New Technology Uses Plants to Generate Electric Power

There's no question the sun generates a lot of heat, but capturing that energy is another story. Up until now, humankind has only been able to use a relatively small percentage of the sunlight that makes its way to Earth every day.

Enter researchers at the University of Georgia who say they've taken their queues from nature and are now working on new technology in which plants generate usable electricity.

Their work is explained in a recent paper published in the Journal of Energy and Environmental Science.

"Clean energy is the need of the century," said Ramaraja Ramasamy, an assistant engineering professor at the university and the corresponding author of the research paper, as reported by Phys.org. "This approach may one day transform our ability to generate cleaner power from sunlight using plant-based systems."

The researchers said that after billions of years of evolution, most plants operate at nearly 100 percent quantum efficiency, which means for every photon of sunlight a plant captures, it produces an equal number of electrons.

Converting even a fraction of the solar energy plants process and then turning it into electricity would significantly improve on the typical 12-to-17 percent efficiency of solar panels.

During photosynthesis, plants use sunlight to split water atoms into hydrogen and oxygen, which produces electrons. These newly freed electrons are utilized in creating sugars plants use as nourishment to support their growth and reproduction.

"We have developed a way to interrupt photosynthesis so that we can capture the electrons before the plant uses them to make these sugars," said Ramasamy, who is also a member of the school's Nanoscale Science and Engineering Center.

Ramasamy said his team's technology involves separating out thylakoids, the specific structures in the plant cell tasked with capturing and storing sunlight energy. Then they manipulate the proteins contained in the thylakoids in a way that interrupts the flow of electrons.

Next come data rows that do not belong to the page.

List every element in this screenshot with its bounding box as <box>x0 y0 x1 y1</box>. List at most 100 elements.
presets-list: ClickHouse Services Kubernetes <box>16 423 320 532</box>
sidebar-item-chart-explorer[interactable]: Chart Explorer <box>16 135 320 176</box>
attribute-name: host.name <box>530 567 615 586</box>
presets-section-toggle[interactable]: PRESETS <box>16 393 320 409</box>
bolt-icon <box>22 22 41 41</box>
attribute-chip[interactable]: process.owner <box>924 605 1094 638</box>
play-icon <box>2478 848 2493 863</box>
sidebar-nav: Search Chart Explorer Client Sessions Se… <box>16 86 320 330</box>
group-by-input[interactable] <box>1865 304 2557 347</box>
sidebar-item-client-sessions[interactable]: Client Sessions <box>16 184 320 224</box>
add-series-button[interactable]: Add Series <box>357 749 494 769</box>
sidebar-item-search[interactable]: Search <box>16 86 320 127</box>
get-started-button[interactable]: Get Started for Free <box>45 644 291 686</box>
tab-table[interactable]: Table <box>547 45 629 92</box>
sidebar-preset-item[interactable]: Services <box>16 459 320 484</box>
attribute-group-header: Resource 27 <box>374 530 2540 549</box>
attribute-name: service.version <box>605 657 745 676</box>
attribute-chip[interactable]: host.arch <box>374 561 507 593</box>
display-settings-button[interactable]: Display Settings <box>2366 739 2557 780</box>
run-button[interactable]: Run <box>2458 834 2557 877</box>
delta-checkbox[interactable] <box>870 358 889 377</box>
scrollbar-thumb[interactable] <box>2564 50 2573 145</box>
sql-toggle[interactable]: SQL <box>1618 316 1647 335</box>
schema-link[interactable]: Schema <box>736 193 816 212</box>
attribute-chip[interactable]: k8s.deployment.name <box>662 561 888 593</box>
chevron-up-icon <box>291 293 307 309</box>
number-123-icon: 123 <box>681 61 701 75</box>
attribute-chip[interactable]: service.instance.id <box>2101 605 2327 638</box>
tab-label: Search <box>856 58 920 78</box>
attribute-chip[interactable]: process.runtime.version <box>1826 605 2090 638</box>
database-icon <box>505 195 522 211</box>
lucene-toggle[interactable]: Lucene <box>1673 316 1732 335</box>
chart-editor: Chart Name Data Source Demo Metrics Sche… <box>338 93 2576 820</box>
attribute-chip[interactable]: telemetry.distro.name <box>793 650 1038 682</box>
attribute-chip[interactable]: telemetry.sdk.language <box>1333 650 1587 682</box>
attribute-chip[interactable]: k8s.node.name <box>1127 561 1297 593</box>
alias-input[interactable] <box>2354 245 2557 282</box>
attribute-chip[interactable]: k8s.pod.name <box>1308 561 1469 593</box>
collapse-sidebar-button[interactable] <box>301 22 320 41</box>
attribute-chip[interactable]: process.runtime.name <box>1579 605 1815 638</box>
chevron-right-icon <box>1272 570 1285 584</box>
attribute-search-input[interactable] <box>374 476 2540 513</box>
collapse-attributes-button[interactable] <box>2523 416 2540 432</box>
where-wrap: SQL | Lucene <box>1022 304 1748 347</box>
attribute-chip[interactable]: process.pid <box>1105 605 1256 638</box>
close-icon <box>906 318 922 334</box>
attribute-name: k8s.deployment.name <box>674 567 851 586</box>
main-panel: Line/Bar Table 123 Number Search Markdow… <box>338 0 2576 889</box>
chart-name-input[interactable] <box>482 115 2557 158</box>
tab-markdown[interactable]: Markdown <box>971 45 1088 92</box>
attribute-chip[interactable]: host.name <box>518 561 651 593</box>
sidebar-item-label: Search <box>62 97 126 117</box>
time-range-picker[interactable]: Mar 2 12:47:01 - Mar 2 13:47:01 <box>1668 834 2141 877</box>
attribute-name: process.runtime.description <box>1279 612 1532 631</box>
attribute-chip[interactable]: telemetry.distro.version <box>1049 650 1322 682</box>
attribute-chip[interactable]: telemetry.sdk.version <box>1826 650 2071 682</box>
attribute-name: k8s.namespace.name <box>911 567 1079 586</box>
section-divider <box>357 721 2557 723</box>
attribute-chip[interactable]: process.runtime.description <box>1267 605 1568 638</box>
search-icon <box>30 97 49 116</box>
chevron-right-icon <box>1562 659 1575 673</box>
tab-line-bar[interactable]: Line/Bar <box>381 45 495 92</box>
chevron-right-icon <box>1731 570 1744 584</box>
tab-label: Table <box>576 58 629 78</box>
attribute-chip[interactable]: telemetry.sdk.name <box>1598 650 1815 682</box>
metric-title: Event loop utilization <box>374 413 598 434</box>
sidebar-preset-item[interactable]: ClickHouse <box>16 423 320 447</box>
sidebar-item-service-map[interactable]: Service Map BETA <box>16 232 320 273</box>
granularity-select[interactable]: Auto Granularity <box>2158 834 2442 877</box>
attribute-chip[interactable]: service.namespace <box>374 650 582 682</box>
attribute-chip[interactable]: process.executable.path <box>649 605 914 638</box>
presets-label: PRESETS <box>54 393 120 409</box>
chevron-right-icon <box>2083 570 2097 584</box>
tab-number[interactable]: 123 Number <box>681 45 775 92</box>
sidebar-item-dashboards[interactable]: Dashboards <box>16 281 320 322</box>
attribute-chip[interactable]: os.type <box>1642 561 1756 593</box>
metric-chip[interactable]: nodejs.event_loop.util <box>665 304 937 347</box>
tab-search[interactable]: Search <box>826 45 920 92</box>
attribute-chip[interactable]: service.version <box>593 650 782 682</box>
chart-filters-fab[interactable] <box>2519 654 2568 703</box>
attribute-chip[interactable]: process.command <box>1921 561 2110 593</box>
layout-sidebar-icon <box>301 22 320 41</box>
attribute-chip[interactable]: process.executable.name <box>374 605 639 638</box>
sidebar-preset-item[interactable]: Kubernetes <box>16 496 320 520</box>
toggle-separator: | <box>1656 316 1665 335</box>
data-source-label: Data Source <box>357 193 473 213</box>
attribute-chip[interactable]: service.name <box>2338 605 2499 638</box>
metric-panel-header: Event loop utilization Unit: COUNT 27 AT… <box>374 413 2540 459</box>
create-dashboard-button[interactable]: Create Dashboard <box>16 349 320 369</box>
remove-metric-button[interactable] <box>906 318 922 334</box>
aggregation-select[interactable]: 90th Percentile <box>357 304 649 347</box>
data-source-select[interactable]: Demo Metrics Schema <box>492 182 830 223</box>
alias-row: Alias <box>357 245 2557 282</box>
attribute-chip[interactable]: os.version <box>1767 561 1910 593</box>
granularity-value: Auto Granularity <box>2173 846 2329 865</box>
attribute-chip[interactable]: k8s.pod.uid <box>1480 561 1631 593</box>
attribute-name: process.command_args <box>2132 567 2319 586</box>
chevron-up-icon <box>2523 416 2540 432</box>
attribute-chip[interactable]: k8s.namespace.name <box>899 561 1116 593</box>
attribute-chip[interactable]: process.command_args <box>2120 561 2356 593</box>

The modified thylakoids are then placed upon a backing of carbon nanotubes, cylindrical structures that are nearly 50,000 times finer than a human hair and which  act as an electrical conductor, intercepting electrons from the plant material and sending them along a wire.

Ramasamy said he and his collaborators are working on techniques to improve the stability and output of their device, but much more experimentation needs to be done before the new process is introduced commercially,

"In the near term, this technology might best be used for remote sensors or other portable electronic equipment that requires less power to run," he said. "If we are able to leverage technologies like genetic engineering to enhance stability of the plant photosynthetic machineries, I'm very hopeful that this technology will be competitive to traditional solar panels in the future."

Ramasamy said he and his team "have discovered something very promising here, and it is certainly worth exploring further...The electrical output we see now is modest, but only about 30 years ago, hydrogen fuel cells were in their infancy and now they can power cars, buses and even buildings."